Sustainability & Resource Efficiency Reference Architecture for Manufacturing
This architecture helps you understand manufacturing sustainability (carbon footprint) and resource efficiency (electricity, water, chemicals) for your operations while improving profits.

Data and platform flows
- Factories, energy generation facilities, and data centers aim to integrate data from multiple sources into the Lakehouse to understand resource consumption such as electricity, water, and materials. Large volumes of streaming event data from sources such as infrastructure IoT systems or SCADA systems can be processed through standard services like Kafka and Event Grid, or loaded directly into Databricks via Zerobus. In either case, Structured Streaming or Lakeflow Spark Declarative Pipelines are leveraged to incrementally ingest this data into Bronze tables, delivering industry-leading TCO, performance, and scale. Other operational data, such as maintenance records or regulatory documents from ERP systems, can be ingested via Lakeflow Connect, while SAP data can be exposed via the SAP BDC Connector for Databricks. To augment or complement proprietary data, Databricks Marketplace is used to access third-party data sources such as weather and public financial data, and a large partner ecosystem is available for leveraging third-party integration tools and connectors to other common enterprise software.
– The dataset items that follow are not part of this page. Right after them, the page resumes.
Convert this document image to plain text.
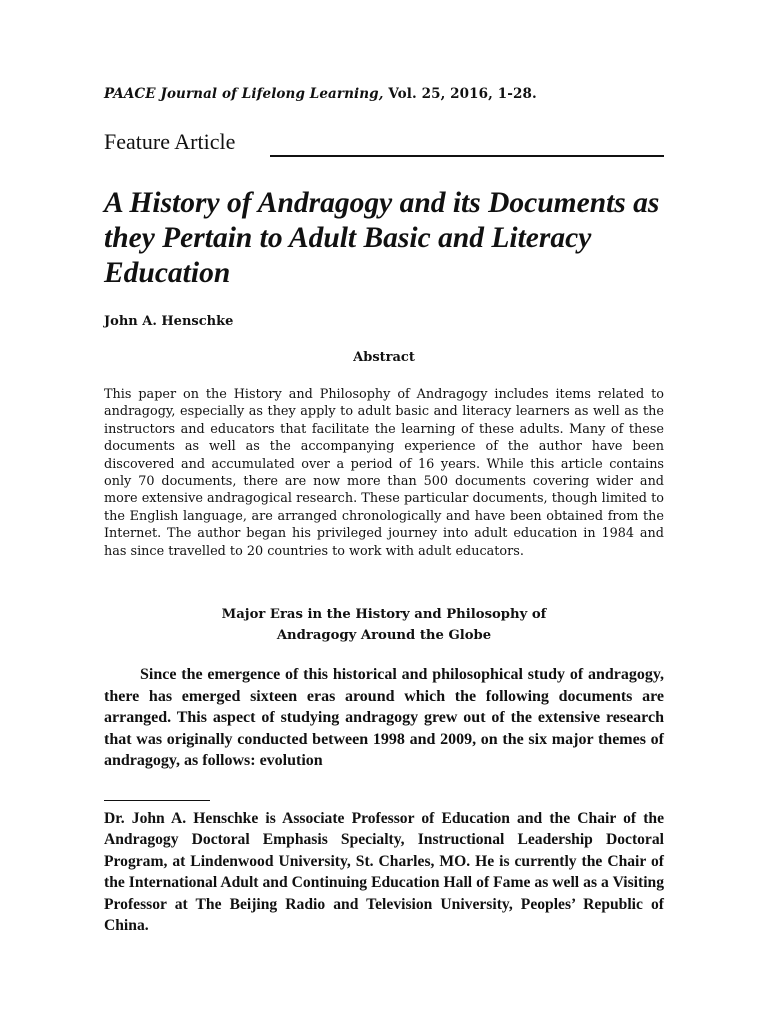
PAACE Journal of Lifelong Learning, Vol. 25, 2016, 1-28.
Feature Article
A History of Andragogy and its Documents as they Pertain to Adult Basic and Literacy Education
John A. Henschke
Abstract
This paper on the History and Philosophy of Andragogy includes items related to andragogy, especially as they apply to adult basic and literacy learners as well as the instructors and educators that facilitate the learning of these adults. Many of these documents as well as the accompanying experience of the author have been discovered and accumulated over a period of 16 years. While this article contains only 70 documents, there are now more than 500 documents covering wider and more extensive andragogical research. These particular documents, though limited to the English language, are arranged chronologically and have been obtained from the Internet. The author began his privileged journey into adult education in 1984 and has since travelled to 20 countries to work with adult educators.
Major Eras in the History and Philosophy of
Andragogy Around the Globe
Since the emergence of this historical and philosophical study of andragogy, there has emerged sixteen eras around which the following documents are arranged. This aspect of studying andragogy grew out of the extensive research that was originally conducted between 1998 and 2009, on the six major themes of andragogy, as follows: evolution
Dr. John A. Henschke is Associate Professor of Education and the Chair of the Andragogy Doctoral Emphasis Specialty, Instructional Leadership Doctoral Program, at Lindenwood University, St. Charles, MO. He is currently the Chair of the International Adult and Continuing Education Hall of Fame as well as a Visiting Professor at The Beijing Radio and Television University, Peoples’ Republic of China.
- As data is ingested from different sources, the Medallion Architecture is used to incrementally and progressively improve the structure and quality of the data. The raw formats and corresponding metadata land in the bronze layer to maintain a historical archive of source, which is especially relevant for telemetry or IoT streaming data. Lakeflow Spark Declarative Pipelines are implemented to clean, merge, and model data with additional logic, such as telemetry resampling and interpolation. Data progresses to the silver layer, which generally represents clean, transactional single-source datasets. Finally, a gold layer can be developed to join datasets together, aggregate data along key dimensions, and calculate important sustainability metrics like Power Usage Efficiency or Consumption Capacity. The gold layer simplifies reporting and speeds up time to insights, enabling key analytical solutions like KPI monitoring or ESG benchmarking.
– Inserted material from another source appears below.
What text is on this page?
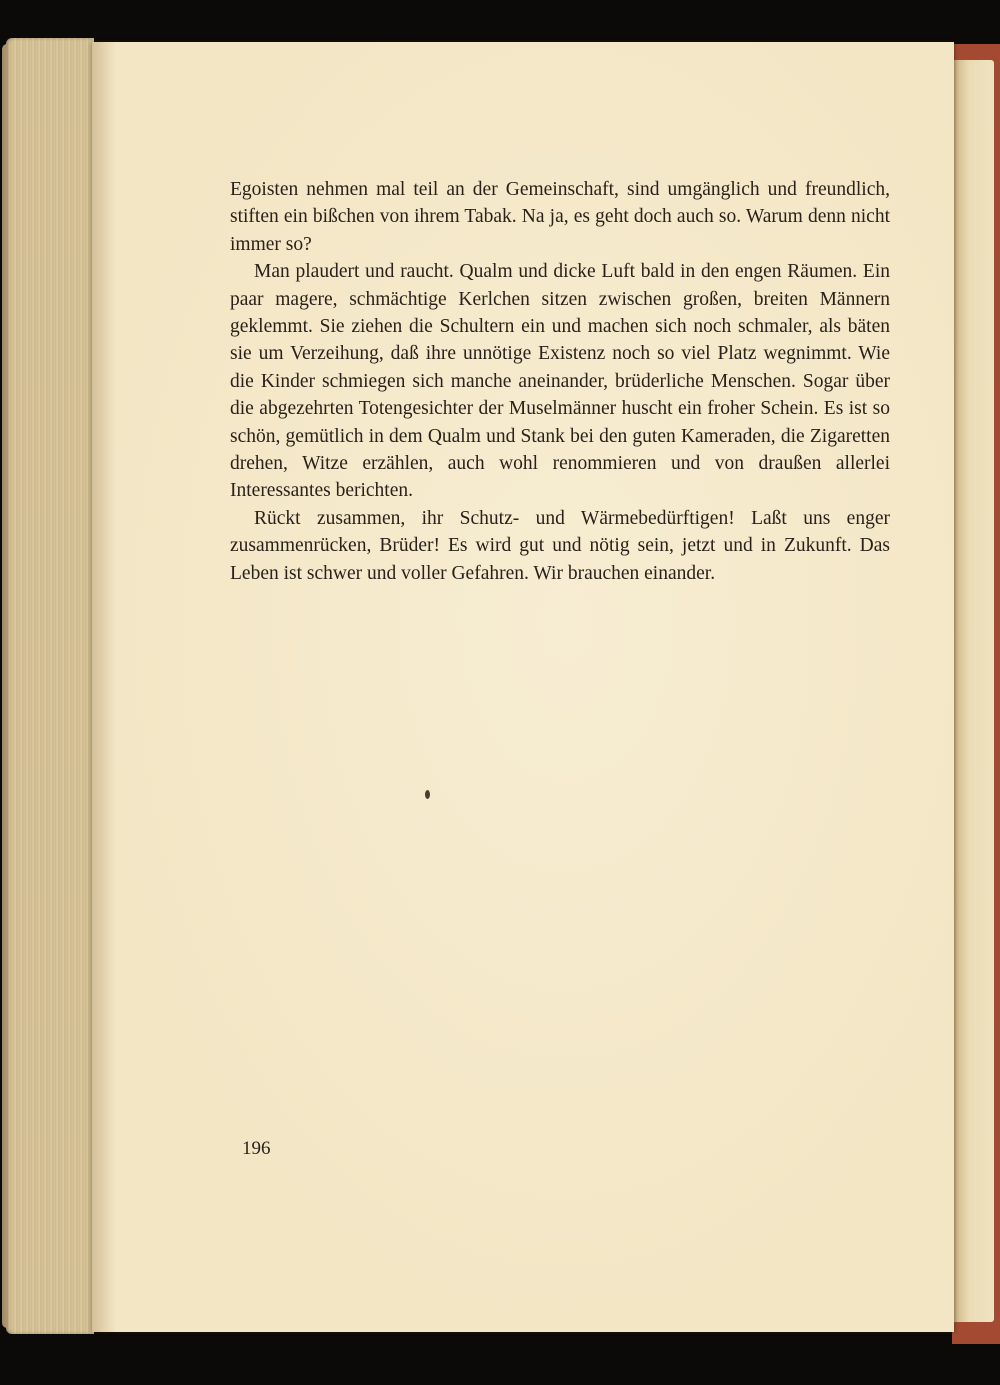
Egoisten nehmen mal teil an der Gemeinschaft, sind umgänglich und freundlich, stiften ein bißchen von ihrem Tabak. Na ja, es geht doch auch so. Warum denn nicht immer so?

Man plaudert und raucht. Qualm und dicke Luft bald in den engen Räumen. Ein paar magere, schmächtige Kerlchen sitzen zwischen großen, breiten Männern geklemmt. Sie ziehen die Schultern ein und machen sich noch schmaler, als bäten sie um Verzeihung, daß ihre unnötige Existenz noch so viel Platz wegnimmt. Wie die Kinder schmiegen sich manche aneinander, brüderliche Menschen. Sogar über die abgezehrten Totengesichter der Muselmänner huscht ein froher Schein. Es ist so schön, gemütlich in dem Qualm und Stank bei den guten Kameraden, die Zigaretten drehen, Witze erzählen, auch wohl renommieren und von draußen allerlei Interessantes berichten.

Rückt zusammen, ihr Schutz- und Wärmebedürftigen! Laßt uns enger zusammenrücken, Brüder! Es wird gut und nötig sein, jetzt und in Zukunft. Das Leben ist schwer und voller Gefahren. Wir brauchen einander.

196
- With data that is now integrated and transformed, operations teams are positioned with a unified and holistic view of the information needed to run advanced analytics. Here, Databricks SQL is leveraged to monitor resource consumption across multiple facilities and lines while performing ESG benchmarking against peer firms, and AI and machine learning is leveraged to incorporate predictive models for equipment predictive maintenance and energy demand forecasting. These AI and ML models benefit heavily from having access to the clean and trusted Lakehouse data made possible by the upstream steps. Without this, the quality and consistency of predictions would not be as robust.
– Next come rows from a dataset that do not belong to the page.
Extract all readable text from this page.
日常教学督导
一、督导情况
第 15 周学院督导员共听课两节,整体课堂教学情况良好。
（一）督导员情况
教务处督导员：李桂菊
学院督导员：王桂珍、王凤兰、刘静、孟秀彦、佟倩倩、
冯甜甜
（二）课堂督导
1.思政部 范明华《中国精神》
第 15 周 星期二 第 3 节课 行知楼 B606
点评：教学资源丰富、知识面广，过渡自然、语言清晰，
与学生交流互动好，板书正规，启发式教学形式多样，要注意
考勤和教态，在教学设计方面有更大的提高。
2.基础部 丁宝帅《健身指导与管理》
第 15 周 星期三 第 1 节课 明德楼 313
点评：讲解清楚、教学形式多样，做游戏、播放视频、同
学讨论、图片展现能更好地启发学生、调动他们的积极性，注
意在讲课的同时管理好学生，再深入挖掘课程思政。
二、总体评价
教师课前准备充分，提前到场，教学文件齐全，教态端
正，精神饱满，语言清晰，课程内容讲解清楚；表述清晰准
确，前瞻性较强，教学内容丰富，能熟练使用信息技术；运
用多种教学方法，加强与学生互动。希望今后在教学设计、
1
- Operations teams now aim to serve insights to various stakeholders. Importantly, the Databricks platform is welcoming of all personas, whether they are technical or not. Databricks AI/BI dashboards can be built by SQL experts or business users with natural language to visualize KPIs against energy efficiency or sustainability targets, and Genie Spaces enable end users to interact with the data in natural language. Databricks Apps are built to monitor carbon emissions to evaluate sustainability goals, or to monitor energy usage to reduce resource wastage, providing a customizable front end for any persona or collaborator to take advantage of the power of the Lakehouse. Using Agent Bricks, stakeholders of all technical skill levels can build agents to serve their needs, for example to retrieve up-to-date and timely information on changing regulatory requirements, or to automate preemptive maintenance schedules.